Discontinuation and withdrawal of a complaint

Under Regulation 8 of the Complaints and Enforcement Regulations the Data Commissioner may discontinue an existing complaint where the complaint does not warrant further consideration or where a complainant refuses, fails or neglects to communicate without justifiable cause. A complaint may be withdrawn at any stage during its consideration but before a determination is made by the Data Commissioner. If a party wishes to re-lodge such a complaint, they may do so within six months from the date of withdrawal of such complaint after which the re-submitted complaint will be processed accordingly.

Complaints may be consolidated and jointly heard and determined with the parties’ consent. This process will apply to complaints procedures where two or more complaints are lodged in which similar issues are raised against the same respondent.
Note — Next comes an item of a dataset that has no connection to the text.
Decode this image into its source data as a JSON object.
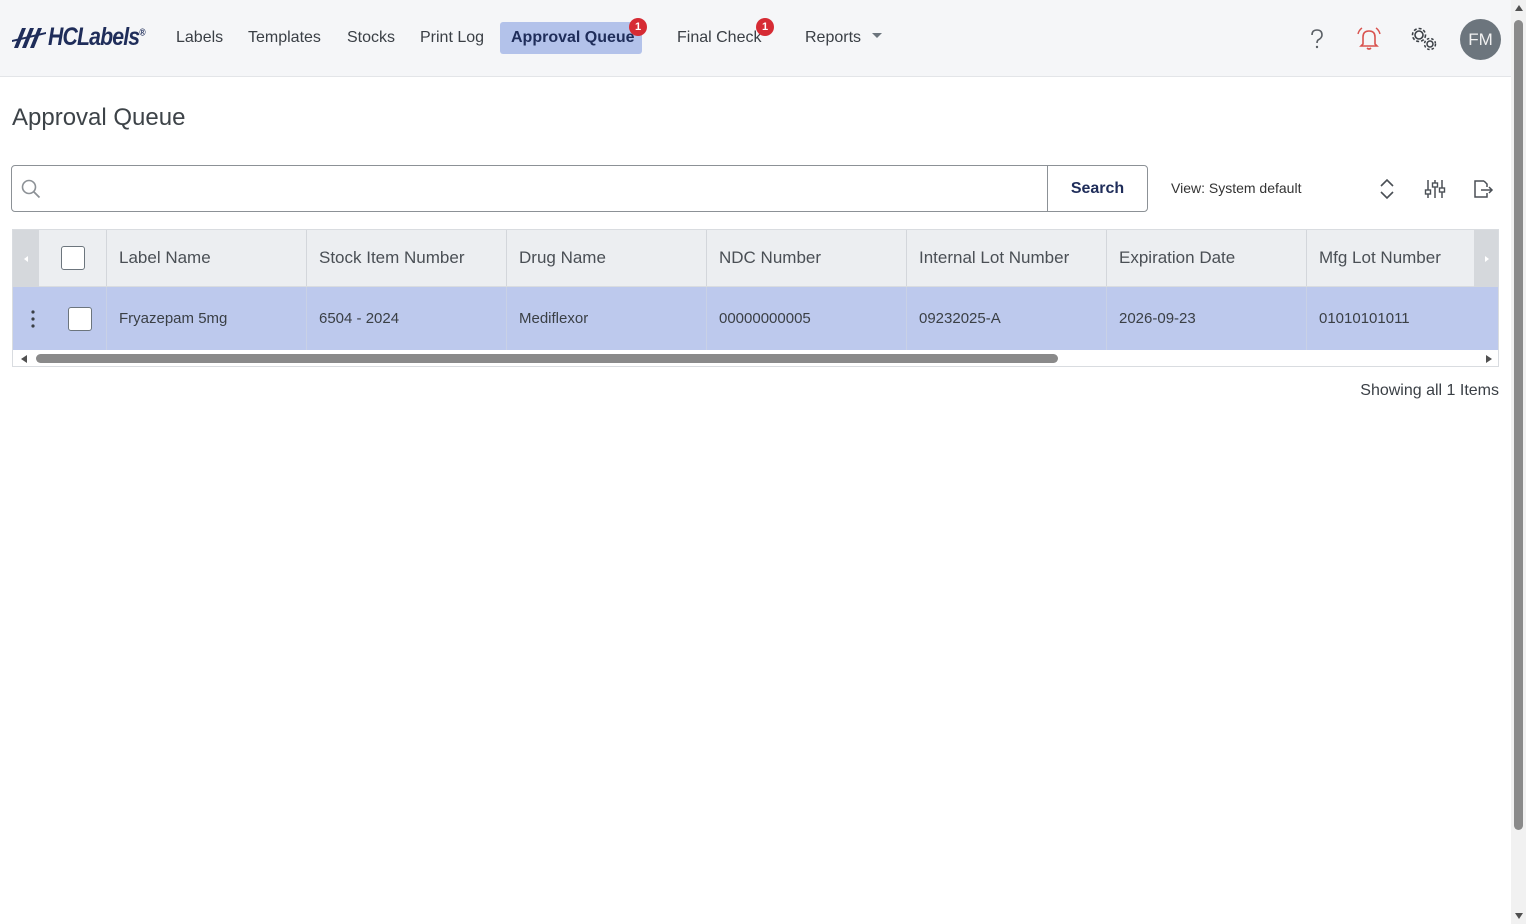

If such an instance arises, the ODPC may consolidate the complaints and make a determination or treat one complaint as a “test” complaint and stay further action on the other complaints pending the resolution of the “test” complaint. The ODPC is at liberty to thereafter apply the determination made in the “test” complaint, to the rest of the stayed complaints.

Remedies for Complaints under the Regulations

Enforcement notice and penalty notices may be issued by the DPA as remedies following the determination of a complaint in the complainant’s favour. Penalties under a penalty notice are capped off at 5 million Kenya Shillings or 1% of annual turnover of the previous financial year whichever is lower. The penalty notice may also take the form of a daily fine of not more than 10,000 Kenya Shillings for each breach identified until the breach(es) is/are rectified. A party on whom an enforcement notice is served, may apply for review of the notice in the prescribed form or may appeal against the enforcement notice before the lapse of 30 days from the date of service of the notice. This appeal would be made before the High Court. A data subject/complainant may also be awarded compensation. 
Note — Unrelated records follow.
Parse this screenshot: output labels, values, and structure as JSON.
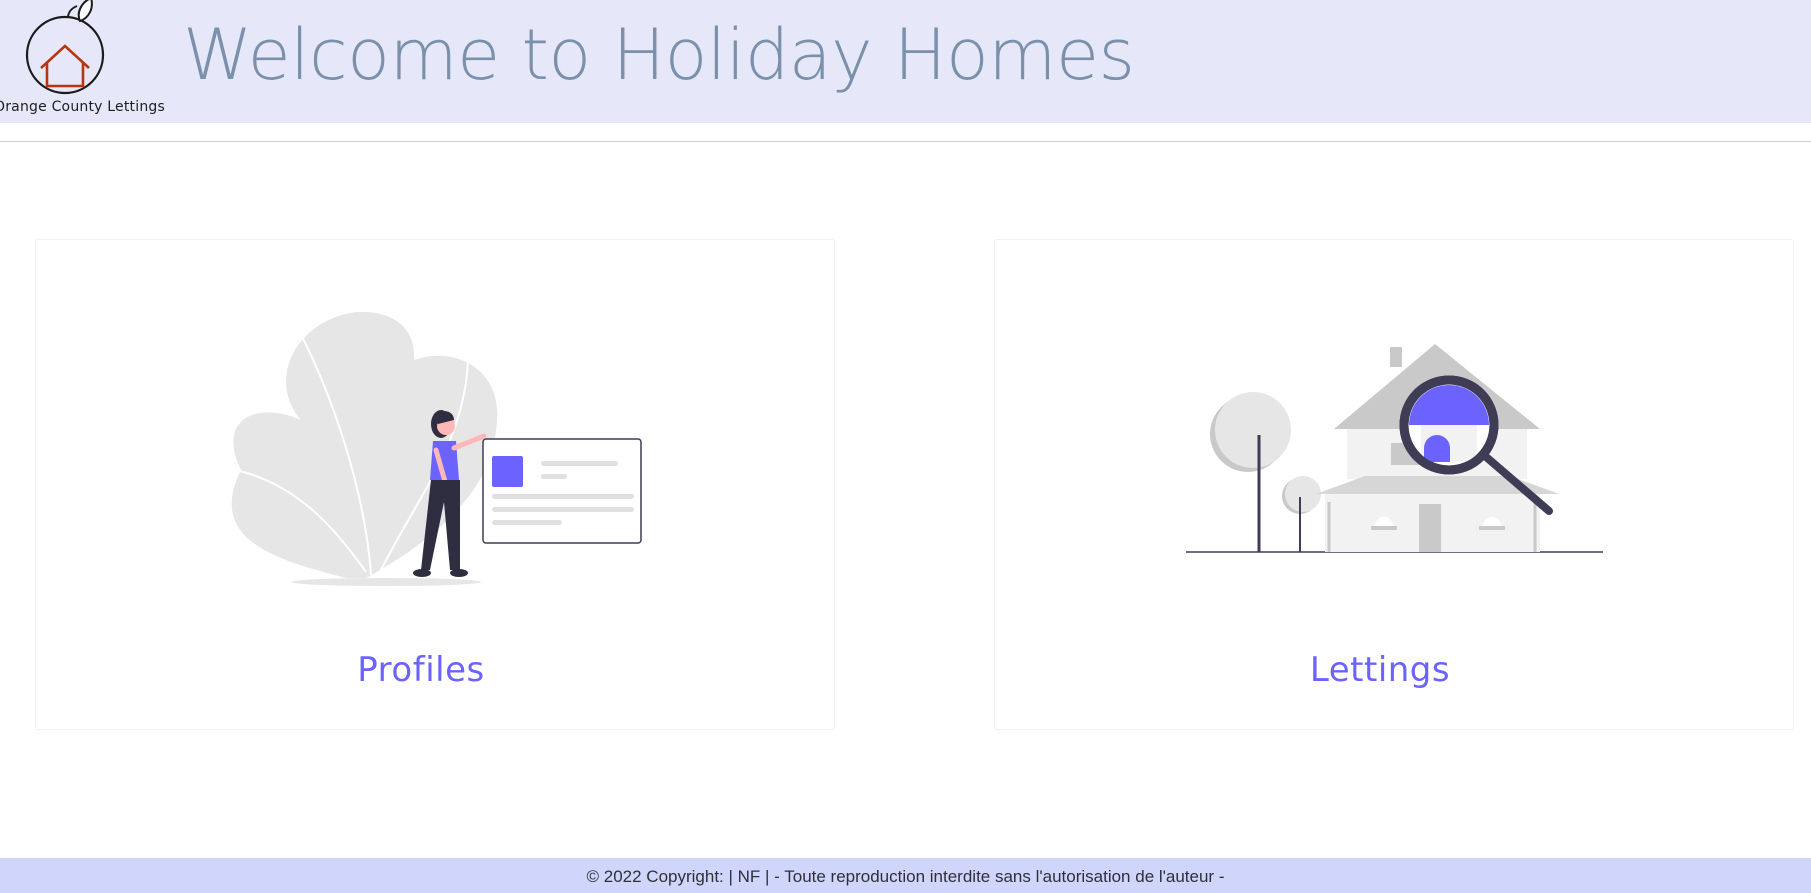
{
  "header": {
    "logo_text": "Orange County Lettings",
    "title": "Welcome to Holiday Homes"
  },
  "cards": [
    {
      "label": "Profiles",
      "illustration": "person-profile-card-illustration"
    },
    {
      "label": "Lettings",
      "illustration": "house-magnifier-illustration"
    }
  ],
  "footer": {
    "text": "© 2022 Copyright: | NF | - Toute reproduction interdite sans l'autorisation de l'auteur -"
  },
  "colors": {
    "header_bg": "#e6e7f9",
    "title": "#7a90ab",
    "accent": "#6c63ff",
    "footer_bg": "#d0d6fb",
    "logo_roof": "#b8360f"
  }
}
A complaint may however also be dismissed where it lacks merit or approved to proceed to prosecution where it is legally sound and meritorious. All decisions made by the Data Commissioner under the Complaints and Enforcement Regulations are final and binding and enforceable as orders of the court. Furthermore, the Complaints and Enforcement Regulations provide that any outcomes of negotiation, mediation or conciliation shall be deemed to be a determination of the Data Commissioner and shall be enforceable as such.